Della sua carne, molle, oleosa e insapore, non venne fatto poi granché: solo le deliziose zampe anteriori, arrostite, furono condivise tra gli anziani del villaggio – nella speranza di assimilare in questo modo un po’ dello straordinario vigore dell’animale –, il resto fu gettato in pasto ai cani che lo rifiutarono, abbandonandolo ai maiali che, si sa, non provano disgusto per niente, non conoscono la nausea, e che si precipitarono senza esitazione sulla sua carne scialba. Dal suo grasso le donne del villaggio trassero alcuni farmaci che furono immagazzinati in vasi di terracotta in previsione di future epidemie: un unguento per lenire le palpebre gonfie, placare ascessi e gonfiori, guarire ogni genere di malattia della pelle, una pomata da applicare con movimenti circolari per curare ulcere, mal di reni e orecchioni, un balsamo per far ricrescere i capelli. Fecero anche provvista di alcuni ciuffi di pelo dalle qualità preventive. All’uomo più depresso del villaggio spettò il cuore, e all’epilettico i testicoli. Dalla sua bile venne filtrata una bevanda energetica che le vergini bevvero a turno da una coppa d’argento cesellato, per proteggersi dalla peste. La sua testa fu sepolta fuori dal villaggio, sotto una quercia. Della sua pelle si fece un trofeo, una parure selvaggia. Tagliato con estrema cura al momento della scuoiatura, lavato, conciato e lucidato, il costume sciamano si unì al tesoro di guerra, conservato in un baule dalla serratura impreziosita di diamanti.
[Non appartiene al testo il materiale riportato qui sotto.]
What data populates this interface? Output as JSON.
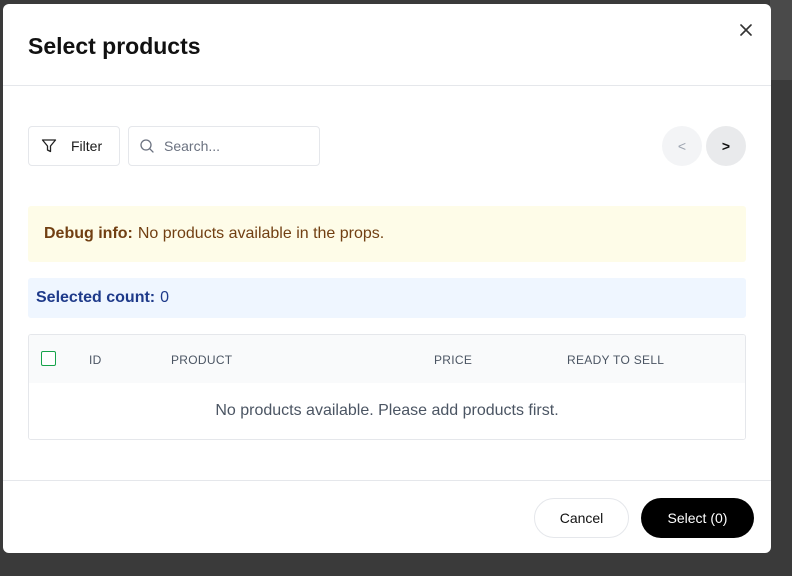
{
  "modal": {
    "title": "Select products",
    "close_icon": "close-icon"
  },
  "toolbar": {
    "filter_label": "Filter",
    "filter_icon": "filter-icon",
    "search_icon": "search-icon",
    "search_placeholder": "Search...",
    "search_value": "",
    "prev_label": "<",
    "next_label": ">"
  },
  "debug": {
    "label": "Debug info:",
    "message": "No products available in the props."
  },
  "selected": {
    "label": "Selected count:",
    "count": "0"
  },
  "table": {
    "columns": [
      "ID",
      "PRODUCT",
      "PRICE",
      "READY TO SELL"
    ],
    "select_all_checked": false,
    "empty_message": "No products available. Please add products first."
  },
  "footer": {
    "cancel_label": "Cancel",
    "select_label": "Select (0)"
  },
  "colors": {
    "debug_bg": "#fefce8",
    "debug_text": "#713f12",
    "count_bg": "#eff6ff",
    "count_text": "#1e3a8a",
    "primary_button": "#000000",
    "checkbox_border": "#16a34a"
  }
}
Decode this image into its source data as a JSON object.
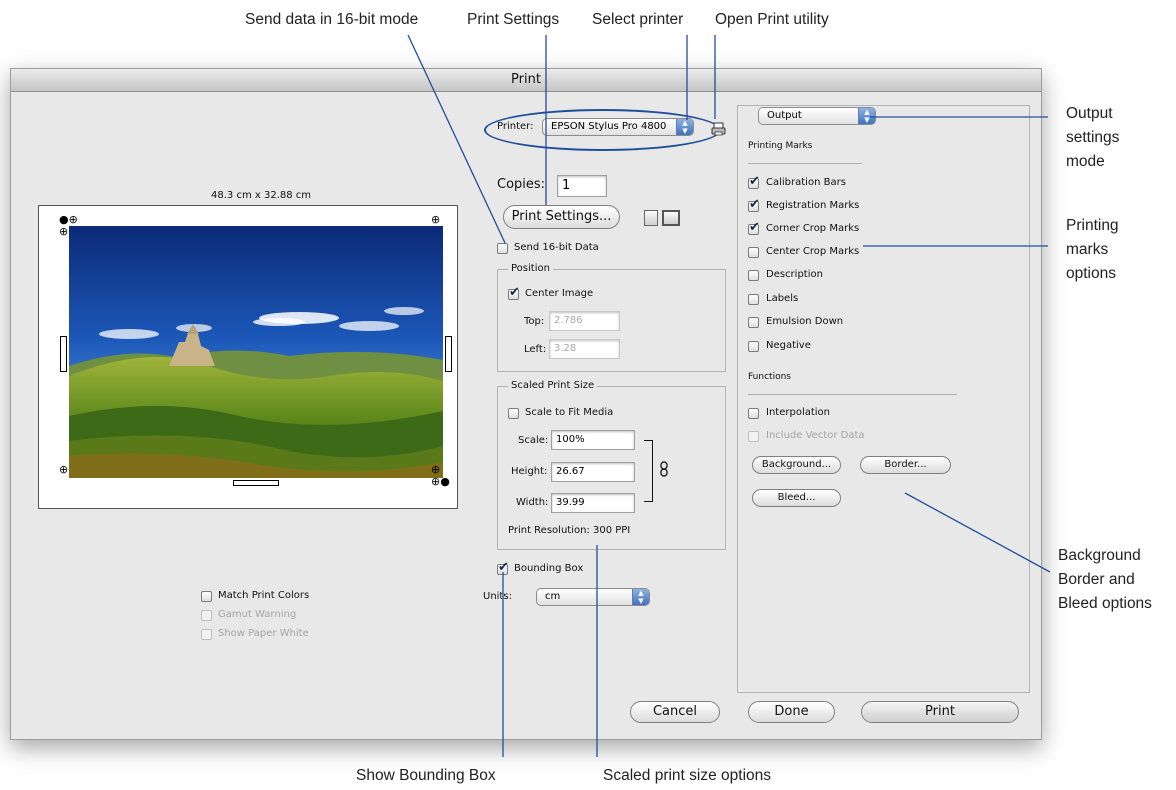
{
  "annotations": {
    "send_16bit": "Send data in 16-bit mode",
    "print_settings": "Print Settings",
    "select_printer": "Select printer",
    "open_print_utility": "Open Print utility",
    "output_settings_mode": [
      "Output",
      "settings",
      "mode"
    ],
    "printing_marks_options": [
      "Printing",
      "marks",
      "options"
    ],
    "background_border_bleed": [
      "Background",
      "Border and",
      "Bleed options"
    ],
    "show_bounding_box": "Show Bounding Box",
    "scaled_print_size_options": "Scaled print size options"
  },
  "dialog": {
    "title": "Print",
    "left": {
      "paper_size": "48.3 cm x 32.88 cm",
      "match_print_colors": {
        "label": "Match Print Colors",
        "checked": false
      },
      "gamut_warning": {
        "label": "Gamut Warning",
        "checked": false,
        "disabled": true
      },
      "show_paper_white": {
        "label": "Show Paper White",
        "checked": false,
        "disabled": true
      }
    },
    "middle": {
      "printer_label": "Printer:",
      "printer_value": "EPSON Stylus Pro 4800",
      "copies_label": "Copies:",
      "copies_value": "1",
      "print_settings_button": "Print Settings...",
      "send_16bit": {
        "label": "Send 16-bit Data",
        "checked": false
      },
      "position": {
        "title": "Position",
        "center_image": {
          "label": "Center Image",
          "checked": true
        },
        "top_label": "Top:",
        "top_value": "2.786",
        "left_label": "Left:",
        "left_value": "3.28"
      },
      "scaled": {
        "title": "Scaled Print Size",
        "scale_to_fit": {
          "label": "Scale to Fit Media",
          "checked": false
        },
        "scale_label": "Scale:",
        "scale_value": "100%",
        "height_label": "Height:",
        "height_value": "26.67",
        "width_label": "Width:",
        "width_value": "39.99",
        "resolution": "Print Resolution: 300 PPI"
      },
      "bounding_box": {
        "label": "Bounding Box",
        "checked": true
      },
      "units_label": "Units:",
      "units_value": "cm"
    },
    "right": {
      "mode_value": "Output",
      "printing_marks_title": "Printing Marks",
      "marks": [
        {
          "label": "Calibration Bars",
          "checked": true,
          "disabled": false
        },
        {
          "label": "Registration Marks",
          "checked": true,
          "disabled": false
        },
        {
          "label": "Corner Crop Marks",
          "checked": true,
          "disabled": false
        },
        {
          "label": "Center Crop Marks",
          "checked": false,
          "disabled": false
        },
        {
          "label": "Description",
          "checked": false,
          "disabled": false
        },
        {
          "label": "Labels",
          "checked": false,
          "disabled": false
        },
        {
          "label": "Emulsion Down",
          "checked": false,
          "disabled": false
        },
        {
          "label": "Negative",
          "checked": false,
          "disabled": false
        }
      ],
      "functions_title": "Functions",
      "interpolation": {
        "label": "Interpolation",
        "checked": false
      },
      "include_vector": {
        "label": "Include Vector Data",
        "checked": false,
        "disabled": true
      },
      "background_button": "Background...",
      "border_button": "Border...",
      "bleed_button": "Bleed..."
    },
    "buttons": {
      "cancel": "Cancel",
      "done": "Done",
      "print": "Print"
    }
  },
  "colors": {
    "callout_line": "#1f4f9a",
    "printer_highlight": "#1f4f9a"
  },
  "icons": [
    "print-utility-icon",
    "link-chain-icon",
    "page-portrait-icon",
    "page-landscape-icon",
    "popup-arrows-icon",
    "registration-mark-icon",
    "checkmark-icon"
  ]
}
Dopo questo episodio violento, gli orsi se ne stettero tranquilli, a debita distanza dai villaggi, e ogni anno la comunità umana non mancava di ricordare loro il castigo che avrebbero subìto in caso di tradimento: il primo giorno di primavera, un uomo nel fiore dei suoi anni scivolava dentro la pelle dell’orso.

Quindi camminava per le strade, annunciato dal tintinnio dei campanellini cuciti sulla pelle dell’animale e dalla macabra melodia del suo collare di ossa e denti – ogni suo passo così enfatizzato da un monito sonoro. L’uomo, dapprima liberato come una belva all’ingresso del villaggio, danzava al suono del tamburello, invocando gli elementi, si lanciava in una parata propizia ai raccolti, alla fertilità del grano come a quella delle donne. Poi, proseguendo il suo erratico viaggio, si gettava sui passanti accorsi ad ammirarlo, e infine penetrava con furia in tutte le case, ne scacciava i demoni a gran gesti e travolgeva i malati costretti a letto per liberarli dal dolore e dalla febbre. Al calar della notte, l’uomo smetteva di gridare, abbandonava la pelle, se la sfilava esausto per fare un bagno poi rinfrescarsi con qualche birra al mirtillo, mentre il vestito magico, una reliquia, veniva di nuovo riposto nel baule fino alla successiva primavera.

Questa usanza ritmò l’avvicendarsi delle stagioni per almeno un secolo, tempo di pace tra l’orso e gli abitanti del villaggio. Ma ancora una volta il patto venne infranto.